An individual shall be resident in India in a tax year if he––
(a) is in India for a total period of one hundred and eighty-two days or more in that tax year; or

(b) is in India cumulatively for sixty days or more during that year and has been in India cumulatively for three hundred and sixty-five days or more
in the four years preceding such tax year

7. Deductions for salaried individuals
 
Standard Deduction: Rs 50,000 or salary amount, whichever is lower.
 
Employment Tax & Gratuity (as per the Gratuity Act, 1972): Fully deductible.
 
Other gratuity deductions: Capped at Rs 75,000.
 
Pension and compensation
 
Government, defence, and civil service pensions: Fully deductible.
 
Retrenchment and voluntary retirement benefits: Deduction limits at Rs 50,000 and Rs 5,00,000, respectively.
 
8. Other changes
 
Business threshold: The threshold for businesses to qualify for the presumptive tax scheme under Section 44AD has been raised to Rs 3 crore from Rs 2 crore.
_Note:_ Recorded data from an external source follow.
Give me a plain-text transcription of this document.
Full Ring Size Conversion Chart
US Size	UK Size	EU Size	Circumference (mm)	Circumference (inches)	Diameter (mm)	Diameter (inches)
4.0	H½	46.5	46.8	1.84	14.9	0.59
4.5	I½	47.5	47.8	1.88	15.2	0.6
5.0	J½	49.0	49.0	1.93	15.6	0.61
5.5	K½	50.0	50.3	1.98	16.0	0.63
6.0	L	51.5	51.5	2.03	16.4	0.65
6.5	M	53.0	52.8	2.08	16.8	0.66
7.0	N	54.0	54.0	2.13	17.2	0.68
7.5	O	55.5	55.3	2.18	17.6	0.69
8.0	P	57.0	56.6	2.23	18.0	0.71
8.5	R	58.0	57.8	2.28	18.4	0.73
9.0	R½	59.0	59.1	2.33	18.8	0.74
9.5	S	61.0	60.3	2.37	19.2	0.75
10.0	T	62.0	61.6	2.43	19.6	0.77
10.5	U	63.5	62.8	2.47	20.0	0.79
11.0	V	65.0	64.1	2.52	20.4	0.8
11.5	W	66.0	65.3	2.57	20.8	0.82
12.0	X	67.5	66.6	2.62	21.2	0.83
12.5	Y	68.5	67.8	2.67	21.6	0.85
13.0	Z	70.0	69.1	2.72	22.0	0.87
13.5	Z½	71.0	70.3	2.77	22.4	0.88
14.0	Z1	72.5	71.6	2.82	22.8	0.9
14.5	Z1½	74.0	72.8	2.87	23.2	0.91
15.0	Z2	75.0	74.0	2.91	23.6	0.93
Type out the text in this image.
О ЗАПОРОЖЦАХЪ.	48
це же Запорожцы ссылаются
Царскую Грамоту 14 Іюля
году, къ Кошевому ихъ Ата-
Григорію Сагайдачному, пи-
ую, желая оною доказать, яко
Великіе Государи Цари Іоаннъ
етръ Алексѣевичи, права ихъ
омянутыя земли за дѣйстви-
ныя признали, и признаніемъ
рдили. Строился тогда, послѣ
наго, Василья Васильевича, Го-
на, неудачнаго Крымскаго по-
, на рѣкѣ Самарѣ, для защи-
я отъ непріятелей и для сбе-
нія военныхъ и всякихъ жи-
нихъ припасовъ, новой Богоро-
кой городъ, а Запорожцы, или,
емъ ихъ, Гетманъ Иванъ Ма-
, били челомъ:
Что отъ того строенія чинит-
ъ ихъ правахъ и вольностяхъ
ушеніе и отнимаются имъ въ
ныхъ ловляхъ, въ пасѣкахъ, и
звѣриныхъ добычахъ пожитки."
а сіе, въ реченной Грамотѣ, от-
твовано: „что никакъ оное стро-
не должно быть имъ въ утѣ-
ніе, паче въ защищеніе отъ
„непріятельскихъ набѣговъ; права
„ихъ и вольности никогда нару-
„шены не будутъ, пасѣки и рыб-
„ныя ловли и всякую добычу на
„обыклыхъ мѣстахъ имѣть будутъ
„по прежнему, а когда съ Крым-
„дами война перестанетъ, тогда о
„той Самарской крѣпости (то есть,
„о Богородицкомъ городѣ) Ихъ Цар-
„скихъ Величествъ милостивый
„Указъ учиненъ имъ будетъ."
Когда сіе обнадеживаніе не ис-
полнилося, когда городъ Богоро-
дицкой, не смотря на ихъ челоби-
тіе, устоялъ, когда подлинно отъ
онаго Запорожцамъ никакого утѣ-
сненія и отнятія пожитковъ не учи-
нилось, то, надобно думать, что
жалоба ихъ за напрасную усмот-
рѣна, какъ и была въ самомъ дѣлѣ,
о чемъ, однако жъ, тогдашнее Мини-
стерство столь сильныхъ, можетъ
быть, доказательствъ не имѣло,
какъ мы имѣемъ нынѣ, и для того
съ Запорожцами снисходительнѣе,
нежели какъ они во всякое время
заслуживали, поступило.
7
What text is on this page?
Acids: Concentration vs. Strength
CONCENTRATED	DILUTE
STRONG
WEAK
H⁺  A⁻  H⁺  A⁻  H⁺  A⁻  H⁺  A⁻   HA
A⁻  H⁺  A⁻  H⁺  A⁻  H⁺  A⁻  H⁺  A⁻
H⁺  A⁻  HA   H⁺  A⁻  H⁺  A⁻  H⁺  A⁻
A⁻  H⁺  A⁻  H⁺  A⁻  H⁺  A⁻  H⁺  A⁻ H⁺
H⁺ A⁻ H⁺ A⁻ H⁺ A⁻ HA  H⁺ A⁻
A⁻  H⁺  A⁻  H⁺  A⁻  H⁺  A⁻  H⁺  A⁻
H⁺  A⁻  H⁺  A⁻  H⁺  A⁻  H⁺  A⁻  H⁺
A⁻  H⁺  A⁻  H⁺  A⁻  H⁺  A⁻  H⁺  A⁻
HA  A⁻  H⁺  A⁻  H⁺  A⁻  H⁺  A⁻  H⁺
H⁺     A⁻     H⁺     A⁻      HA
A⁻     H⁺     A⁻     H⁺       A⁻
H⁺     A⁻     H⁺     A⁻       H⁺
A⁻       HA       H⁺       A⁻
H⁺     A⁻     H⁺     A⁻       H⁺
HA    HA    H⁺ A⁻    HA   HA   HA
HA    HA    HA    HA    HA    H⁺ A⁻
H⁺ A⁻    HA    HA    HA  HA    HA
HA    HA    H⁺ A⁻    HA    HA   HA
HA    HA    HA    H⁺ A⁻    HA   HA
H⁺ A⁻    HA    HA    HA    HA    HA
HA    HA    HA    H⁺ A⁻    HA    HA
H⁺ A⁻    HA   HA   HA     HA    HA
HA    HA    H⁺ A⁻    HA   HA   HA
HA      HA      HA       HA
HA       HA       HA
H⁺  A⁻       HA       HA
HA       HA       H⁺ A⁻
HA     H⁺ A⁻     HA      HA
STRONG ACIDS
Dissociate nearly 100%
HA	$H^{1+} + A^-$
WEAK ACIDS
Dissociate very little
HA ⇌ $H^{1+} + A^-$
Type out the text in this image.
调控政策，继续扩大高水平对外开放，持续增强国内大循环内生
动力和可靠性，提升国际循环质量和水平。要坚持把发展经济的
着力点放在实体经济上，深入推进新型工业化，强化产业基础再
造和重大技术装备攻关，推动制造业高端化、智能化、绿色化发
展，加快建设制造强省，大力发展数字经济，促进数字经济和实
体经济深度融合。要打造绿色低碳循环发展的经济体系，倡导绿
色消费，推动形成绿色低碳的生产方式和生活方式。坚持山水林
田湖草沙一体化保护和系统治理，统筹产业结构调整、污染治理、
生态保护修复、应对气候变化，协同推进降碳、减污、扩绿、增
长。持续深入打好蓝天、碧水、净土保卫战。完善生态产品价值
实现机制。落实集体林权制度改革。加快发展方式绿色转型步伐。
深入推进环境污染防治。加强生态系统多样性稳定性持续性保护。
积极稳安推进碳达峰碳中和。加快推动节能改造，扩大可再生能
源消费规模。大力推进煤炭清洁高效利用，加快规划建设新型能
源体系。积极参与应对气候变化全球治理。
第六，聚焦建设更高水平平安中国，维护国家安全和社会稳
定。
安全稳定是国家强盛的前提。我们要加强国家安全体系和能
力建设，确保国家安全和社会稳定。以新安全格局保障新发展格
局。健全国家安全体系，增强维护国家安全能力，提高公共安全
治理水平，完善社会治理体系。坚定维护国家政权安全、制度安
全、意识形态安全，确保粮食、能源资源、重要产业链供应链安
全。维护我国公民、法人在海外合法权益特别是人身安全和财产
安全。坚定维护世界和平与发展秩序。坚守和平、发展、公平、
Similarly, professionals can now opt for the scheme under Section 44ADA if their turnover is between Rs 50 lakh and Rs 75 lakh.

Tax Audits: Tax audits are predominantly conducted by chartered accountants (CAs) while company secretaries (CS) and cost accountants (CMAs) are not authorized to perform tax audits.

LTCG and STCG: The rules pertaining to long-term capital gains (LTCG) and short-term capital gains (STCG) taxes have remained consistent with previous years, with minimal changes unless specified in the Budget.